Last updated:6/30/2025|... min read

Iceberg Partitioning Support

Partitioning groups rows that share common values at write-time, so that queries filtering on those values read only the relevant files. The result is fewer data files scanned, less I/O, and faster queries.

How Iceberg handles partitions

Iceberg automatically stores the derived partition values for each row in table metadata.
Because the physical layout is hidden, your SQL can stay simple (WHERE date > …); Iceberg prunes away files that cannot match.

Partition spec syntax used by the writer

In streams.json file, add values in the below format to partition_regex string that describes one or more partition fields in order:

"partition_regex": "/{field_name, transform}/{next_field, transform}"

Component	Meaning
`field_name`	Column in the incoming record (`created_at`, `user_id`, etc.)
`transform`	Iceberg transform that converts the value.

Special case
You may use now() as a pseudo-column that evaluates to the writer’s current timestamp (useful when your records lack a suitable time field).

Complete examples

# Partition rows by calendar year of a timestamp:
 /{created_at, year}

# Partition by whole day:
 /{event_date, day}

# Two-level spec: customer id bucket then month of event time
 /{customer_id, bucket[32]}/{event_time, month}

# Daily partitions based on the writer clock
 /{now(), day}

Supported transforms—what they do and what you’ll see on disk

Transform & Syntax	Typical use-case	How the transform works	Spec snippet	Example input → partition value
`identity`	Columns with only a few distinct values – e.g. `country`, `status`	Writes the raw value unchanged	`/{status, identity}`	`status = 'active'` → folder `status=active/`
`year`	Time-series data where queries slice whole years	Extracts the calendar year as an integer	`/{created_at, year}`	`created_at = 2025-04-24 15:42` → `year=2025/`
`month`	Monthly reporting, rollups, retention	Returns the month number (1-12) of the timestamp	`/{created_at, month}`	`created_at = 2025-04-24 15:42` → `month=4/`
`day`	Daily dashboards, 30-day TTL jobs	Returns the local calendar day (1-31)	`/{event_date, day}`	`event_date = 2025-04-24` → `day=24/`
`hour`	High-volume logs where analysts drill into single hours	Returns hour-of-day (0-23)	`/{event_time, hour}`	`event_time = 2025-04-24 15:42` → `hour=15/`
`bucket[N]`	Very high-cardinality keys (email, UUID) to distribute writes	Hashes the value and assigns it to N numbered buckets (0…N-1)	`/{user_id, bucket[64]}`	`user_id = 'f47ac10b...'` → `user_id_bucket=17/` (one of 64)
`truncate[N]`	Long strings where only the prefix matters (domains, URLs)	Keeps the first N UTF-8 characters	`/{domain, truncate[4]}`	`domain = 'example.com'` → `domain=exam/`

Quick guide to data types

identity and truncate[N] keep string values as strings.

year, month, day, hour and bucket[N] store integers under the hood (e.g. month=4, bucket=17).
That makes partition pruning cheap and predictable.

What if a field is missing?

If the incoming record lacks a declared partition column, the writer sets that partition value to null.

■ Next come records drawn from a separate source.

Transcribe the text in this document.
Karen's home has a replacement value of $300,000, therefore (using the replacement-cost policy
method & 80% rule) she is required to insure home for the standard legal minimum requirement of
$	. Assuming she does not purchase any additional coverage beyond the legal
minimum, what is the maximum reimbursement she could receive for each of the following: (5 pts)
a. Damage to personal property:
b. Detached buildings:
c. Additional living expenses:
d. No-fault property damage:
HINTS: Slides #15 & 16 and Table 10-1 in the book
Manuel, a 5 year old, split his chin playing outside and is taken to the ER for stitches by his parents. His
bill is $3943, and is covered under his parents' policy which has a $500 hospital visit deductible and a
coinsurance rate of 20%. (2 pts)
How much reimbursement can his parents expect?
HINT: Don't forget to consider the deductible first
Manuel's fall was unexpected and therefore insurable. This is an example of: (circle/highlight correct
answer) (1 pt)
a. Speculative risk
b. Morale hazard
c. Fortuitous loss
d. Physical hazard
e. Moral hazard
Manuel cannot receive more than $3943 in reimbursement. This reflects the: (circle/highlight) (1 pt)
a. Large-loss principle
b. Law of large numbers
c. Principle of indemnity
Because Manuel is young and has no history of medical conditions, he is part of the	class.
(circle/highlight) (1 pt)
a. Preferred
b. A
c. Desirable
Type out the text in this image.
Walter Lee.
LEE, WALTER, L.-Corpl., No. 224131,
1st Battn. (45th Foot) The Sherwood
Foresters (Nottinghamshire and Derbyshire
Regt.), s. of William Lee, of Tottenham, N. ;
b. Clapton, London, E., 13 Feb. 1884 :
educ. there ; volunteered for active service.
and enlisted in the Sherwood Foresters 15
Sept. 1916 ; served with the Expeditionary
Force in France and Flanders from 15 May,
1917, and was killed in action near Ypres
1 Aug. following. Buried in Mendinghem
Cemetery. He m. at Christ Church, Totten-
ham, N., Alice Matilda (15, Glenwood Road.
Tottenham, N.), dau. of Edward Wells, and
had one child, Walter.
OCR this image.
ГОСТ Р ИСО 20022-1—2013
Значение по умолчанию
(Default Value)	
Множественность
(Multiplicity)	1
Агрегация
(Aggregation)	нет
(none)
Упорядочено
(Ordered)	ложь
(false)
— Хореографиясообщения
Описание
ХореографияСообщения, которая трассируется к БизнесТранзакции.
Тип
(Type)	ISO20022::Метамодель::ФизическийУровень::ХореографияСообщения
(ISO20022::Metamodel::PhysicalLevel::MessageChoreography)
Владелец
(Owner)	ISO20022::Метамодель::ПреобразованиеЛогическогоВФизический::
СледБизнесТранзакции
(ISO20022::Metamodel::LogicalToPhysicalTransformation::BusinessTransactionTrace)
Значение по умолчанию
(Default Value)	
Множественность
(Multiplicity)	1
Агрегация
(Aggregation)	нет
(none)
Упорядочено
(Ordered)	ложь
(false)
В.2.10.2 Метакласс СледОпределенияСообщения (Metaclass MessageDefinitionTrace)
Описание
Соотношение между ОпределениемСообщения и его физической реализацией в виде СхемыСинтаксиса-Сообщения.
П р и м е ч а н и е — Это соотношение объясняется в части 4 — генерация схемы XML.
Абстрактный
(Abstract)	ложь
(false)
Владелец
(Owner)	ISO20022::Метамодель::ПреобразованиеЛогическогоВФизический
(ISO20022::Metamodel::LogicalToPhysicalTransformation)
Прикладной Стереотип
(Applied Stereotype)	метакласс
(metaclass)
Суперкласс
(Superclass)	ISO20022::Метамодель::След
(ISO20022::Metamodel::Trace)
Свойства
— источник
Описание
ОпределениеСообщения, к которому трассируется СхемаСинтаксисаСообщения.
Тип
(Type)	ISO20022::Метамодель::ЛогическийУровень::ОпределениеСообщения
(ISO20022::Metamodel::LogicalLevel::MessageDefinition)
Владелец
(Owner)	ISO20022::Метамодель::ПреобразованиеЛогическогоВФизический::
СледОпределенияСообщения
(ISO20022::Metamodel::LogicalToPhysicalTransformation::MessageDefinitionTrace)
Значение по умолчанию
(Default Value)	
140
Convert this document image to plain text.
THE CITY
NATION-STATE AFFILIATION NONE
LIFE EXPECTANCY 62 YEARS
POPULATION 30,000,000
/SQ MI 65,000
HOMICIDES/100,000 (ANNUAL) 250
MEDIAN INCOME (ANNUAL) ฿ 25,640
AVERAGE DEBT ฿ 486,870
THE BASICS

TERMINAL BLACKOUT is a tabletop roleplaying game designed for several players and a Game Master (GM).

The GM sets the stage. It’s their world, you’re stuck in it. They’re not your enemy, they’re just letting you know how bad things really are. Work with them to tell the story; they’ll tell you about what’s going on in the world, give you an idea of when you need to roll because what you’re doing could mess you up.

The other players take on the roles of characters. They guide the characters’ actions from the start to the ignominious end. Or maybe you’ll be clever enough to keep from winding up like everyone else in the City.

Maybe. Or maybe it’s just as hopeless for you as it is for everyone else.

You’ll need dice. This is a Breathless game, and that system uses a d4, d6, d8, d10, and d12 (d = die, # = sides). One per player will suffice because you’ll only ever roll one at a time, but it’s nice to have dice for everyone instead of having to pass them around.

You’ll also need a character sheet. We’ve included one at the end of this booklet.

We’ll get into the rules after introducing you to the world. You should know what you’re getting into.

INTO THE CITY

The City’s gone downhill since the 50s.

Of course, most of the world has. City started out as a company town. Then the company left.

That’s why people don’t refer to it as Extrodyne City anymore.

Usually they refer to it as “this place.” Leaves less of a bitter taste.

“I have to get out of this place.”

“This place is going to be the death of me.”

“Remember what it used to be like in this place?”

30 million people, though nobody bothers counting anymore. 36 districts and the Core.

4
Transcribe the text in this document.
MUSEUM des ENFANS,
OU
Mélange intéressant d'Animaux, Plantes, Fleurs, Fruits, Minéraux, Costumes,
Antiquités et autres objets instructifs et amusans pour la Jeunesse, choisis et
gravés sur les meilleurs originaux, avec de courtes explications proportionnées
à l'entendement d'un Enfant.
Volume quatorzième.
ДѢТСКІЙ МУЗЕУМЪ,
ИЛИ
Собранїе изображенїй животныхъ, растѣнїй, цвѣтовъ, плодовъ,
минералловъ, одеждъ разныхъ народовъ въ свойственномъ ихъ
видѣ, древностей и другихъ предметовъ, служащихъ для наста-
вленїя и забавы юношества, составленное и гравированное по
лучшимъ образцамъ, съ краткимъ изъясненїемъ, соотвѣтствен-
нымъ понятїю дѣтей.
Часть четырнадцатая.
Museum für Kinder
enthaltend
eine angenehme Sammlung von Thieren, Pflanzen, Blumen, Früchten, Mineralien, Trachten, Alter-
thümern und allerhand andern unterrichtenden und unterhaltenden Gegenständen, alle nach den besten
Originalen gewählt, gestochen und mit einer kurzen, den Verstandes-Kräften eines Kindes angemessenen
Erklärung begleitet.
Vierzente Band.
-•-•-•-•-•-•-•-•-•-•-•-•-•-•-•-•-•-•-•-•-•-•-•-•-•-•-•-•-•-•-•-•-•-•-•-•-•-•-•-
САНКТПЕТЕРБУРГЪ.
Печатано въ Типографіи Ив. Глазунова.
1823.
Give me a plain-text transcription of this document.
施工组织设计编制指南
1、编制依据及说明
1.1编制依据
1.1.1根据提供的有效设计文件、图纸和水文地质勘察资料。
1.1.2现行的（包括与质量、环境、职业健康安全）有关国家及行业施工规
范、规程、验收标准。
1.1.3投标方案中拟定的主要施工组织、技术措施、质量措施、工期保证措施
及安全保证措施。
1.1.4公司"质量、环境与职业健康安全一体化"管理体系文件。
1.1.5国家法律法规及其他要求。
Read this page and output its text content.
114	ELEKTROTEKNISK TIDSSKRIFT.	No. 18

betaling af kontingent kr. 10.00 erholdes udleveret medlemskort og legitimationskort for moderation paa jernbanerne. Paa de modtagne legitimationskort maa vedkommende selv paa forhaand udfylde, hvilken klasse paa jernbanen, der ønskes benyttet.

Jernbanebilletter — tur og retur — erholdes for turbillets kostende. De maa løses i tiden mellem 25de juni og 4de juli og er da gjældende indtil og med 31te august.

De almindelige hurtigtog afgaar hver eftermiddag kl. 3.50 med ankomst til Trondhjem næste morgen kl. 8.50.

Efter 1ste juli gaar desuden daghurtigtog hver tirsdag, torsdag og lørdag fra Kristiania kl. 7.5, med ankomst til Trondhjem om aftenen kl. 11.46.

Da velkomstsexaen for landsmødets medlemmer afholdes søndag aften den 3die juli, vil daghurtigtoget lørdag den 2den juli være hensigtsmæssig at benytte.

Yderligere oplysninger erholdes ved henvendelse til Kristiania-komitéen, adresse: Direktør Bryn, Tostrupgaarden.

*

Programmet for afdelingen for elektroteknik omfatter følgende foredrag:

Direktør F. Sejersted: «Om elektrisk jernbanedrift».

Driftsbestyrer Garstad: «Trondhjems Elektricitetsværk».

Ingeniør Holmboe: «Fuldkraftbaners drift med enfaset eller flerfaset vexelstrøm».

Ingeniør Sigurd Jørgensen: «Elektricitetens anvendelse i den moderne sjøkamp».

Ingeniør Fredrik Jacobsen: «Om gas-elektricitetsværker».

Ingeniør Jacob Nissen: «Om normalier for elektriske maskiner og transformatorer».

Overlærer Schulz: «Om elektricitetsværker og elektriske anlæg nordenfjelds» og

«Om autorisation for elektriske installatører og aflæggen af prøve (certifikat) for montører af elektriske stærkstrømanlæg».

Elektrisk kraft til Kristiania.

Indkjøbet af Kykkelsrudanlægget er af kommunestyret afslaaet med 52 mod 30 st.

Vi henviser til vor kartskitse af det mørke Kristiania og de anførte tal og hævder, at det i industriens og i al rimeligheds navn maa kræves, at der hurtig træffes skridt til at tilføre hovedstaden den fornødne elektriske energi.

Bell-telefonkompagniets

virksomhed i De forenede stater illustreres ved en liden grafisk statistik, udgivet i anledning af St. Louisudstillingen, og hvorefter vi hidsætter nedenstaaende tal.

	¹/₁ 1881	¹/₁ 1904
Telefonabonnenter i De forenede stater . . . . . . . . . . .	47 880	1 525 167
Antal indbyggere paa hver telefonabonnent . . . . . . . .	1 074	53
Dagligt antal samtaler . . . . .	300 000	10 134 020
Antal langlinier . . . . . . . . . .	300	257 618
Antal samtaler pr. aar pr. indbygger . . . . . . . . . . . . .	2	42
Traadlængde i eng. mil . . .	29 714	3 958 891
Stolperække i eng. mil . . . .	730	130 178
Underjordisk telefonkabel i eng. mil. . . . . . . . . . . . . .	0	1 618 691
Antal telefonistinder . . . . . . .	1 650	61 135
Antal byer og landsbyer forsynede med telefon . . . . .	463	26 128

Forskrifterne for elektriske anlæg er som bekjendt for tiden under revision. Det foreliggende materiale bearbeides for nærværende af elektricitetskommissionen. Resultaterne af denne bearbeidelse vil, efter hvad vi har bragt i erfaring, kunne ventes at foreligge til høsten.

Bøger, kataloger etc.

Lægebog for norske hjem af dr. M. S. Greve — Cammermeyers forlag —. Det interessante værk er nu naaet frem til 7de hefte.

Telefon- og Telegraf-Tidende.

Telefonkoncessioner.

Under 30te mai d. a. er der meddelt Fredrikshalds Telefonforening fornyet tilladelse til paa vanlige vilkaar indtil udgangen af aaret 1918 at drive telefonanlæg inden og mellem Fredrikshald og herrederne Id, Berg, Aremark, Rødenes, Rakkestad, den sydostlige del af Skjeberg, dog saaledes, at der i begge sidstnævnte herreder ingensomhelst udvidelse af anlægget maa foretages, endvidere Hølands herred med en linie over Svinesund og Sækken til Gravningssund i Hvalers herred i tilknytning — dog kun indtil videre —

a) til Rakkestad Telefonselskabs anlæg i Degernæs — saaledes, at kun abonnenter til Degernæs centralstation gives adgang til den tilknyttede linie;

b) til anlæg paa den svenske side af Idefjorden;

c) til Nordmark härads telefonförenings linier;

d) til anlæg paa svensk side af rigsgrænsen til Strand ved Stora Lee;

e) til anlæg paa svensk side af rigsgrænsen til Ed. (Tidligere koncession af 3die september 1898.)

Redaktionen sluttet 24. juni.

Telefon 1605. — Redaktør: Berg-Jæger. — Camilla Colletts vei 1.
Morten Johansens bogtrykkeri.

Iceberg treats null like any other value, so the row is written successfully and queries can still skip non-matching files.

Putting it all together

config/snippets/stream.json
{
  "selected_streams": {
    "my_namespace": [
      {
        "stream_name": "my_stream",
        "partition_regex": "/{timestamp_col, day}/{region, identity}",
        "normalization": false,
        "append_only": false
      }
    ]
  }
}

Run your sync as usual; the writer produces an Iceberg table whose directories reflect the spec:

my_stream/
 └─ day=2025-04-14/
     └─ region=in/
         └─ data-file.parquet

Querying partitioned tables

-- Only partitions for 1 May 2023 and region 'us-east' are read
SELECT *
FROM olake_iceberg.olake_iceberg.my_stream
WHERE timestamp_col = DATE '2023-05-01'
  AND region = 'us-east';

Because Iceberg pushes the predicates (timestamp_col, region) down to the metadata layer, files outside those partitions are skipped entirely.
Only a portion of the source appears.